Cuando durante la noche del 17 de junio de 1974, el guardia de seguridad, Frank Willis, descubrió en una de sus rondas que cinco hombres habían penetrado subrepticiamente hasta las instalaciones del hotel Watergate, localizado en la capital estadounidense, y dio aviso a la policía, nadie podía adivinar entonces las implicaciones que el caso llegaría a tener para la política de Estados Unidos, la vida del mundo y la trayectoria del periodismo investigativo.
Por entonces estaba candente la campaña electoral previa a los comicios presidenciales de noviembre. La contienda estaba planteada entre Richard M. Nixon (republicano) y el candidato del Partido demócrata, George McGovern.

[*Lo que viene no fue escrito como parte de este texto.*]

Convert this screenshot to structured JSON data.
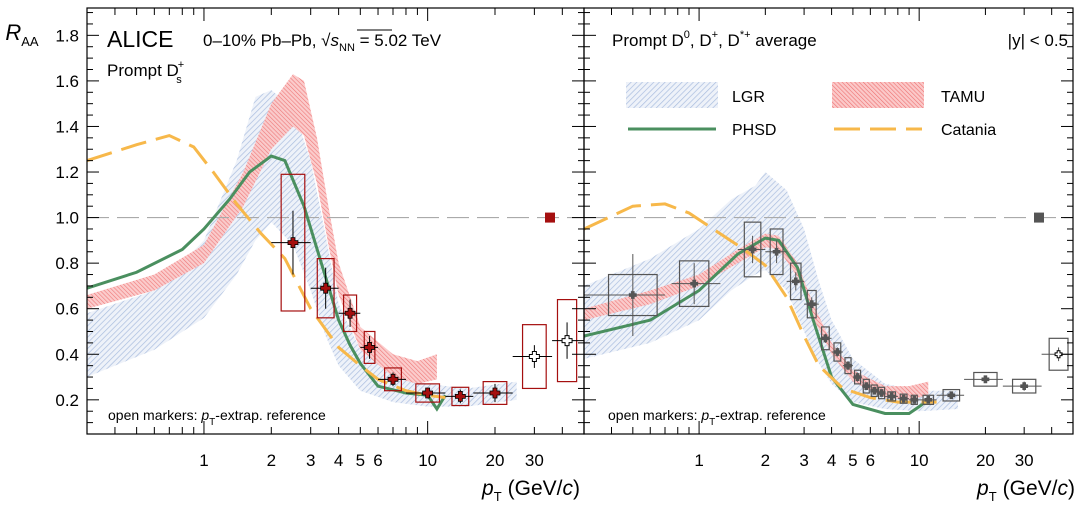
{
  "colors": {
    "ds": "#a50f0f",
    "avg": "#555555",
    "lgr": "#b7c7e3",
    "tamu": "#f08080",
    "phsd": "#4a8f5f",
    "catania": "#f7b84a",
    "ref_line": "#aaaaaa"
  },
  "axis": {
    "y_label_main": "R",
    "y_label_sub": "AA",
    "x_label_main": "p",
    "x_label_sub": "T",
    "x_label_units": "(GeV/",
    "x_label_c": "c",
    "x_label_close": ")",
    "y_ticks": [
      "0.2",
      "0.4",
      "0.6",
      "0.8",
      "1.0",
      "1.2",
      "1.4",
      "1.6",
      "1.8"
    ],
    "x_ticks": [
      "1",
      "2",
      "3",
      "4",
      "5",
      "6",
      "10",
      "20",
      "30"
    ]
  },
  "left": {
    "experiment": "ALICE",
    "system_pre": "0–10% Pb–Pb, ",
    "sqrt": "√",
    "s": "s",
    "nn": "NN",
    "energy": " = 5.02 TeV",
    "species": "Prompt D",
    "species_sup": "+",
    "species_sub": "s",
    "footnote_pre": "open markers: ",
    "footnote_p": "p",
    "footnote_t": "T",
    "footnote_post": "-extrap. reference"
  },
  "right": {
    "title_a": "Prompt D",
    "title_a_sup": "0",
    "title_b": ", D",
    "title_b_sup": "+",
    "title_c": ", D",
    "title_c_sup": "*+",
    "title_d": " average",
    "rapidity": "|y| < 0.5",
    "footnote_pre": "open markers: ",
    "footnote_p": "p",
    "footnote_t": "T",
    "footnote_post": "-extrap. reference"
  },
  "legend": {
    "lgr": "LGR",
    "tamu": "TAMU",
    "phsd": "PHSD",
    "catania": "Catania"
  },
  "chart_data": [
    {
      "type": "scatter",
      "panel": "left",
      "xlabel": "pT (GeV/c)",
      "ylabel": "RAA",
      "xscale": "log",
      "ylim": [
        0.05,
        1.92
      ],
      "series": [
        {
          "name": "Prompt Ds+",
          "points": [
            {
              "x": 2.5,
              "y": 0.89,
              "xlo": 2.0,
              "xhi": 3.0,
              "stat": 0.14,
              "syst": 0.3,
              "open": false
            },
            {
              "x": 3.5,
              "y": 0.69,
              "xlo": 3.0,
              "xhi": 4.0,
              "stat": 0.09,
              "syst": 0.13,
              "open": false
            },
            {
              "x": 4.5,
              "y": 0.58,
              "xlo": 4.0,
              "xhi": 5.0,
              "stat": 0.06,
              "syst": 0.08,
              "open": false
            },
            {
              "x": 5.5,
              "y": 0.43,
              "xlo": 5.0,
              "xhi": 6.0,
              "stat": 0.05,
              "syst": 0.07,
              "open": false
            },
            {
              "x": 7.0,
              "y": 0.29,
              "xlo": 6.0,
              "xhi": 8.0,
              "stat": 0.03,
              "syst": 0.05,
              "open": false
            },
            {
              "x": 10.0,
              "y": 0.23,
              "xlo": 8.0,
              "xhi": 12.0,
              "stat": 0.02,
              "syst": 0.04,
              "open": false
            },
            {
              "x": 14.0,
              "y": 0.215,
              "xlo": 12.0,
              "xhi": 16.0,
              "stat": 0.03,
              "syst": 0.04,
              "open": false
            },
            {
              "x": 20.0,
              "y": 0.23,
              "xlo": 16.0,
              "xhi": 24.0,
              "stat": 0.04,
              "syst": 0.05,
              "open": false
            },
            {
              "x": 30.0,
              "y": 0.39,
              "xlo": 24.0,
              "xhi": 36.0,
              "stat": 0.05,
              "syst": 0.14,
              "open": true
            },
            {
              "x": 42.0,
              "y": 0.46,
              "xlo": 36.0,
              "xhi": 50.0,
              "stat": 0.08,
              "syst": 0.18,
              "open": true
            }
          ]
        }
      ],
      "normalization_marker": {
        "y": 1.0
      }
    },
    {
      "type": "scatter",
      "panel": "right",
      "xlabel": "pT (GeV/c)",
      "ylabel": "RAA",
      "xscale": "log",
      "ylim": [
        0.05,
        1.92
      ],
      "series": [
        {
          "name": "Prompt D0, D+, D*+ average",
          "points": [
            {
              "x": 0.5,
              "y": 0.66,
              "xlo": 0.3,
              "xhi": 0.7,
              "stat": 0.18,
              "syst": 0.09,
              "open": false
            },
            {
              "x": 0.95,
              "y": 0.71,
              "xlo": 0.75,
              "xhi": 1.25,
              "stat": 0.09,
              "syst": 0.1,
              "open": false
            },
            {
              "x": 1.75,
              "y": 0.86,
              "xlo": 1.5,
              "xhi": 2.0,
              "stat": 0.06,
              "syst": 0.12,
              "open": false
            },
            {
              "x": 2.25,
              "y": 0.85,
              "xlo": 2.0,
              "xhi": 2.5,
              "stat": 0.05,
              "syst": 0.1,
              "open": false
            },
            {
              "x": 2.75,
              "y": 0.72,
              "xlo": 2.5,
              "xhi": 3.0,
              "stat": 0.04,
              "syst": 0.08,
              "open": false
            },
            {
              "x": 3.25,
              "y": 0.62,
              "xlo": 3.0,
              "xhi": 3.5,
              "stat": 0.03,
              "syst": 0.06,
              "open": false
            },
            {
              "x": 3.75,
              "y": 0.47,
              "xlo": 3.5,
              "xhi": 4.0,
              "stat": 0.02,
              "syst": 0.05,
              "open": false
            },
            {
              "x": 4.25,
              "y": 0.41,
              "xlo": 4.0,
              "xhi": 4.5,
              "stat": 0.02,
              "syst": 0.04,
              "open": false
            },
            {
              "x": 4.75,
              "y": 0.35,
              "xlo": 4.5,
              "xhi": 5.0,
              "stat": 0.02,
              "syst": 0.035,
              "open": false
            },
            {
              "x": 5.25,
              "y": 0.3,
              "xlo": 5.0,
              "xhi": 5.5,
              "stat": 0.02,
              "syst": 0.03,
              "open": false
            },
            {
              "x": 5.75,
              "y": 0.26,
              "xlo": 5.5,
              "xhi": 6.0,
              "stat": 0.015,
              "syst": 0.03,
              "open": false
            },
            {
              "x": 6.25,
              "y": 0.24,
              "xlo": 6.0,
              "xhi": 6.5,
              "stat": 0.015,
              "syst": 0.025,
              "open": false
            },
            {
              "x": 6.75,
              "y": 0.23,
              "xlo": 6.5,
              "xhi": 7.0,
              "stat": 0.015,
              "syst": 0.025,
              "open": false
            },
            {
              "x": 7.5,
              "y": 0.215,
              "xlo": 7.0,
              "xhi": 8.0,
              "stat": 0.012,
              "syst": 0.02,
              "open": false
            },
            {
              "x": 8.5,
              "y": 0.205,
              "xlo": 8.0,
              "xhi": 9.0,
              "stat": 0.012,
              "syst": 0.02,
              "open": false
            },
            {
              "x": 9.5,
              "y": 0.2,
              "xlo": 9.0,
              "xhi": 10.0,
              "stat": 0.012,
              "syst": 0.02,
              "open": false
            },
            {
              "x": 11.0,
              "y": 0.2,
              "xlo": 10.0,
              "xhi": 12.0,
              "stat": 0.012,
              "syst": 0.02,
              "open": false
            },
            {
              "x": 14.0,
              "y": 0.22,
              "xlo": 12.0,
              "xhi": 16.0,
              "stat": 0.012,
              "syst": 0.025,
              "open": false
            },
            {
              "x": 20.0,
              "y": 0.29,
              "xlo": 16.0,
              "xhi": 24.0,
              "stat": 0.015,
              "syst": 0.03,
              "open": false
            },
            {
              "x": 30.0,
              "y": 0.26,
              "xlo": 24.0,
              "xhi": 36.0,
              "stat": 0.02,
              "syst": 0.03,
              "open": false
            },
            {
              "x": 43.0,
              "y": 0.4,
              "xlo": 36.0,
              "xhi": 50.0,
              "stat": 0.03,
              "syst": 0.07,
              "open": true
            }
          ]
        }
      ],
      "normalization_marker": {
        "y": 1.0
      }
    },
    {
      "type": "line",
      "panel": "left",
      "name": "PHSD",
      "points": [
        [
          0.3,
          0.69
        ],
        [
          0.5,
          0.76
        ],
        [
          0.8,
          0.86
        ],
        [
          1.0,
          0.95
        ],
        [
          1.3,
          1.08
        ],
        [
          1.6,
          1.2
        ],
        [
          2.0,
          1.27
        ],
        [
          2.3,
          1.25
        ],
        [
          2.8,
          1.05
        ],
        [
          3.3,
          0.82
        ],
        [
          4.0,
          0.55
        ],
        [
          4.5,
          0.44
        ],
        [
          5.0,
          0.36
        ],
        [
          6.0,
          0.26
        ],
        [
          8.0,
          0.23
        ],
        [
          10.0,
          0.22
        ],
        [
          11.0,
          0.16
        ],
        [
          12.0,
          0.22
        ]
      ]
    },
    {
      "type": "line",
      "panel": "left",
      "name": "Catania",
      "points": [
        [
          0.3,
          1.25
        ],
        [
          0.5,
          1.32
        ],
        [
          0.7,
          1.36
        ],
        [
          0.9,
          1.31
        ],
        [
          1.1,
          1.2
        ],
        [
          1.4,
          1.06
        ],
        [
          1.8,
          0.93
        ],
        [
          2.3,
          0.82
        ],
        [
          3.0,
          0.6
        ],
        [
          4.0,
          0.43
        ],
        [
          5.0,
          0.35
        ],
        [
          6.0,
          0.29
        ],
        [
          8.0,
          0.24
        ],
        [
          10.0,
          0.22
        ],
        [
          12.0,
          0.21
        ]
      ]
    },
    {
      "type": "area",
      "panel": "left",
      "name": "LGR",
      "upper": [
        [
          0.3,
          0.58
        ],
        [
          0.6,
          0.68
        ],
        [
          1.0,
          0.9
        ],
        [
          1.4,
          1.25
        ],
        [
          1.7,
          1.53
        ],
        [
          2.0,
          1.56
        ],
        [
          2.5,
          1.48
        ],
        [
          3.0,
          1.25
        ],
        [
          3.5,
          0.92
        ],
        [
          4.0,
          0.62
        ],
        [
          5.0,
          0.42
        ],
        [
          7.0,
          0.31
        ],
        [
          10.0,
          0.27
        ],
        [
          15.0,
          0.25
        ],
        [
          25.0,
          0.28
        ]
      ],
      "lower": [
        [
          0.3,
          0.3
        ],
        [
          0.6,
          0.42
        ],
        [
          1.0,
          0.56
        ],
        [
          1.4,
          0.75
        ],
        [
          1.7,
          0.9
        ],
        [
          2.0,
          0.98
        ],
        [
          2.5,
          0.88
        ],
        [
          3.0,
          0.68
        ],
        [
          3.5,
          0.48
        ],
        [
          4.0,
          0.35
        ],
        [
          5.0,
          0.24
        ],
        [
          7.0,
          0.19
        ],
        [
          10.0,
          0.17
        ],
        [
          15.0,
          0.17
        ],
        [
          25.0,
          0.2
        ]
      ]
    },
    {
      "type": "area",
      "panel": "left",
      "name": "TAMU",
      "upper": [
        [
          0.3,
          0.66
        ],
        [
          0.6,
          0.75
        ],
        [
          1.0,
          0.88
        ],
        [
          1.5,
          1.2
        ],
        [
          2.0,
          1.5
        ],
        [
          2.5,
          1.63
        ],
        [
          2.8,
          1.6
        ],
        [
          3.2,
          1.35
        ],
        [
          3.6,
          1.05
        ],
        [
          4.0,
          0.8
        ],
        [
          5.0,
          0.52
        ],
        [
          7.0,
          0.4
        ],
        [
          9.0,
          0.37
        ],
        [
          11.0,
          0.4
        ]
      ],
      "lower": [
        [
          0.3,
          0.6
        ],
        [
          0.6,
          0.68
        ],
        [
          1.0,
          0.8
        ],
        [
          1.5,
          1.05
        ],
        [
          2.0,
          1.3
        ],
        [
          2.5,
          1.4
        ],
        [
          2.8,
          1.36
        ],
        [
          3.2,
          1.15
        ],
        [
          3.6,
          0.88
        ],
        [
          4.0,
          0.66
        ],
        [
          5.0,
          0.42
        ],
        [
          7.0,
          0.3
        ],
        [
          9.0,
          0.27
        ],
        [
          11.0,
          0.29
        ]
      ]
    },
    {
      "type": "line",
      "panel": "right",
      "name": "PHSD",
      "points": [
        [
          0.3,
          0.48
        ],
        [
          0.6,
          0.55
        ],
        [
          1.0,
          0.68
        ],
        [
          1.5,
          0.84
        ],
        [
          2.0,
          0.91
        ],
        [
          2.3,
          0.9
        ],
        [
          2.8,
          0.78
        ],
        [
          3.3,
          0.55
        ],
        [
          4.0,
          0.3
        ],
        [
          5.0,
          0.18
        ],
        [
          7.0,
          0.14
        ],
        [
          9.0,
          0.14
        ],
        [
          10.0,
          0.17
        ],
        [
          11.0,
          0.2
        ]
      ]
    },
    {
      "type": "line",
      "panel": "right",
      "name": "Catania",
      "points": [
        [
          0.3,
          0.95
        ],
        [
          0.5,
          1.05
        ],
        [
          0.7,
          1.06
        ],
        [
          0.9,
          1.02
        ],
        [
          1.2,
          0.94
        ],
        [
          1.6,
          0.86
        ],
        [
          2.0,
          0.79
        ],
        [
          2.5,
          0.65
        ],
        [
          3.0,
          0.48
        ],
        [
          3.5,
          0.35
        ],
        [
          4.5,
          0.25
        ],
        [
          6.0,
          0.21
        ],
        [
          8.0,
          0.19
        ],
        [
          12.0,
          0.19
        ]
      ]
    },
    {
      "type": "area",
      "panel": "right",
      "name": "LGR",
      "upper": [
        [
          0.3,
          0.7
        ],
        [
          0.6,
          0.82
        ],
        [
          1.0,
          0.95
        ],
        [
          1.4,
          1.08
        ],
        [
          1.8,
          1.14
        ],
        [
          2.0,
          1.2
        ],
        [
          2.5,
          1.12
        ],
        [
          3.0,
          0.95
        ],
        [
          3.5,
          0.72
        ],
        [
          4.0,
          0.55
        ],
        [
          5.0,
          0.38
        ],
        [
          7.0,
          0.27
        ],
        [
          10.0,
          0.24
        ],
        [
          15.0,
          0.24
        ]
      ],
      "lower": [
        [
          0.3,
          0.38
        ],
        [
          0.6,
          0.45
        ],
        [
          1.0,
          0.55
        ],
        [
          1.4,
          0.68
        ],
        [
          1.8,
          0.75
        ],
        [
          2.0,
          0.77
        ],
        [
          2.5,
          0.68
        ],
        [
          3.0,
          0.5
        ],
        [
          3.5,
          0.36
        ],
        [
          4.0,
          0.27
        ],
        [
          5.0,
          0.19
        ],
        [
          7.0,
          0.16
        ],
        [
          10.0,
          0.15
        ],
        [
          15.0,
          0.16
        ]
      ]
    },
    {
      "type": "area",
      "panel": "right",
      "name": "TAMU",
      "upper": [
        [
          0.3,
          0.6
        ],
        [
          0.6,
          0.68
        ],
        [
          1.0,
          0.75
        ],
        [
          1.5,
          0.86
        ],
        [
          2.0,
          0.93
        ],
        [
          2.3,
          0.92
        ],
        [
          2.8,
          0.8
        ],
        [
          3.3,
          0.62
        ],
        [
          4.0,
          0.45
        ],
        [
          5.0,
          0.33
        ],
        [
          7.0,
          0.26
        ],
        [
          9.0,
          0.26
        ],
        [
          11.0,
          0.28
        ]
      ],
      "lower": [
        [
          0.3,
          0.55
        ],
        [
          0.6,
          0.62
        ],
        [
          1.0,
          0.7
        ],
        [
          1.5,
          0.8
        ],
        [
          2.0,
          0.87
        ],
        [
          2.3,
          0.86
        ],
        [
          2.8,
          0.74
        ],
        [
          3.3,
          0.56
        ],
        [
          4.0,
          0.4
        ],
        [
          5.0,
          0.28
        ],
        [
          7.0,
          0.21
        ],
        [
          9.0,
          0.2
        ],
        [
          11.0,
          0.22
        ]
      ]
    }
  ]
}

Los adherentes de este último habían alquilado el hotel y allí habían instalado las oficinas de la campaña proselitista.
A su vez Nixon estaba próximo a culminar el primer período de su desempeño presidencial y en él había logrado éxitos importantes sobre todo de política internacional, ayudado como es justo reconocerlo, por su ubicuo secretario de Estado, Henry Kissinger –el cargo equivale al de Canciller en el Ecuador– quien había mostrado sorprendentes iniciativas como la aproximación de Estados Unidos y China Roja, lo que alteraba la bipolaridad que antes distinguía a las superpotencias atómicas, con la Unión Soviética todavía muy preponderante.
Pero entonces llegó el oscuro asunto del atraco a Watergate y comenzaron las investigaciones: los descubrimientos se fueron dando con la misma fatalidad que distingue a las tragedias de la literatura griega. Se puso en evidencia que no había ocurrido un simple asalto de ratería común y corriente, si no que los hilos se prolongaban mucho más, hasta el propio Salón Oval, como se le llama al despacho del primer mandatario.
Gracias a minuciosas averiguaciones de dos periodistas de The Washington Post, Carl Bernstein y Robert Woodward, se encontró que Nixon solía grabar las entrevistas con sus colaboradores y el cerco fue estrechándose cada vez más, hasta que el Congreso inició el procedimiento para destituirlo -como solo había pasado una vez con Andrew Johnson, sucesor de Lincoln en la Casa Blanca-.
Este momento -8 de agosto de 1974- Nixon decidió renunciar, siendo reemplazado por el opaco Gerald Ford, aunque por superlativa ironía había ganado la reelección con una cifra sin precedentes de votantes.
De esta suerte y con un asunto espectacular, se demostró una vez más las virtualidades de la prensa libre; dentro de ella, del periodismo de investigación honestamente conducido, así como el servicio que presta a la comunidad nacional, a la depuración de las corruptelas que tan frecuentes son en el ejercicio del poder y al mantenimiento de los principios y los valores que dan sentido a la trayectoria ejemplar e histórica de los pueblos.